I wanted to share an experience of mine. That I’ve been struggling with for some time now. The feeling of being different. Of not fitting into the group. Making different choices and doing something different. It makes you question yourself a lot. Whether you are doing it right or wrong? Where one might go right, you might go left. It is just that you want to follow your heart and not what others think you should do. It’s this difference that might mean that some people will interact differently with you, or worse not even talk to you anymore. I mostly felt different because I made other choices than most will do. This was uncomfortable for some people around me and at first, might have made a shock.
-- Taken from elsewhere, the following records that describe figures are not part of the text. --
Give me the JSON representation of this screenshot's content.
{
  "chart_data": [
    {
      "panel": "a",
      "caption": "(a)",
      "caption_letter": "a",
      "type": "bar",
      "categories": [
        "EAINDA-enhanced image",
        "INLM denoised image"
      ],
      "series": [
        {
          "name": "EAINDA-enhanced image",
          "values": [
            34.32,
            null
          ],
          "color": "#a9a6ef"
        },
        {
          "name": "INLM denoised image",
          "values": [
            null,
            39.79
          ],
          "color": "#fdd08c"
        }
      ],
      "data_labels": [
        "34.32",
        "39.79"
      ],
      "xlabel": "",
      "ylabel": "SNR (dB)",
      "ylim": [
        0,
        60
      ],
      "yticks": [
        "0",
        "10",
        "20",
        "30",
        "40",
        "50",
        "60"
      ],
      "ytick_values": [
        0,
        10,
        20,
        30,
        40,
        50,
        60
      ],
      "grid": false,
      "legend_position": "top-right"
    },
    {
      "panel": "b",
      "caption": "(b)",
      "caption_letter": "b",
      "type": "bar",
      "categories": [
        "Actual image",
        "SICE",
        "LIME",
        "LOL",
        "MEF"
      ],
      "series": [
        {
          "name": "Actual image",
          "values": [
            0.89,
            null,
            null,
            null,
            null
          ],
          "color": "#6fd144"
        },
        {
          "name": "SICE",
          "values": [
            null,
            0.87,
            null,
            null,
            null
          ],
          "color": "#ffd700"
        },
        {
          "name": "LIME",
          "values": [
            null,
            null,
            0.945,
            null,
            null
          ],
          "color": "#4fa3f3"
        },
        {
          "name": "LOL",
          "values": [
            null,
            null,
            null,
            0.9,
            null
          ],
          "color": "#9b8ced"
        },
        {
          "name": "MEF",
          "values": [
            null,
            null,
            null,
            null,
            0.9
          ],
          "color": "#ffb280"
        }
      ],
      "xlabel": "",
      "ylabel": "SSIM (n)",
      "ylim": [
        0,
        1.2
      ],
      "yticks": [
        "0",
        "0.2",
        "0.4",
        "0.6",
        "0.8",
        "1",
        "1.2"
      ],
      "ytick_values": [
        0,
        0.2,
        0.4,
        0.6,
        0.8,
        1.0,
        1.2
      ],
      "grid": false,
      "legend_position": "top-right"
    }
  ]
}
I can’t really blame them. Just two years ago I was this teenage boy who wore new trending clothes, with a hairstyle that was modern. Which by the way looked awful on me, if I look back at it now. In just two years this changed. Making choices to stop eating meat, wear more sustainable clothes, grow my hair up to my shoulders. These are all massive outside changes. Next to that, I changed a lot on the inside. Reading more about spirituality and self-improvement. Trying to make a living with that. These are all changes that aren’t made often. At least not where I live. But that doesn’t mean they aren’t right.
Answering the question of being different
It’s not that weird to feel different. If you start making choices on your own, you are gonna make some that are drastically different than the choices of those around you. The thing is, it shouldn’t make you fearful or shy. That is what happened to me. I feared writing. I feared speaking up about the believes I had. I feared being me, it was just so different from the person I had been for all those years. Yet it felt right to do. In that change, it felt massively uncomfortable. It felt like I had to constantly justify and defend myself.
Why did I feel like I had to defend myself in the first place? Was it because of the people? Was it because of my fear? Why did I feel the need to show people that I was doing the right thing? I simply wanted to be me and be accepted for that. Isn’t this something we all want? After all, we are social animals. Living in groups. We need the acceptance of the group to strive and survive. In the past that group had to be the group you lived with, if that group didn’t accept you, you where doomed. But now, is that still true?
With the use of technology and being able to move anywhere in the world, do we still need the acceptance of the people in your home town? Do you at all need any acceptance? If we look at ourselves we can figure out if we are accepted. This acceptance isn’t found in others. I found it in myself. Most of our questions, fears, and doubts can be answered within ourselves.
Being different brings color
If we find that spot where we can accept ourselves we can bring color to the world. By simply figuring out why you want acceptance in the first place? This question does wonder. It makes you reflect on yourself and figure out what it is you are scared of. The ego plays tricks with you. So by asking yourself questions and diving deeper into the feelings, emotions, and memories that arise we can avoid the ego. By this, we can learn a lasting change. Something that stays with you to the end of time. So if you found that acceptance by asking yourself questions you can be you. Fully. Utterly. Completely. Which brings the world a lot of joy, happiness, and color. After all, a garden full of different colored flowers is more beautiful than a garden full of the same colored flowers.
Stand out and be you. Live your life today!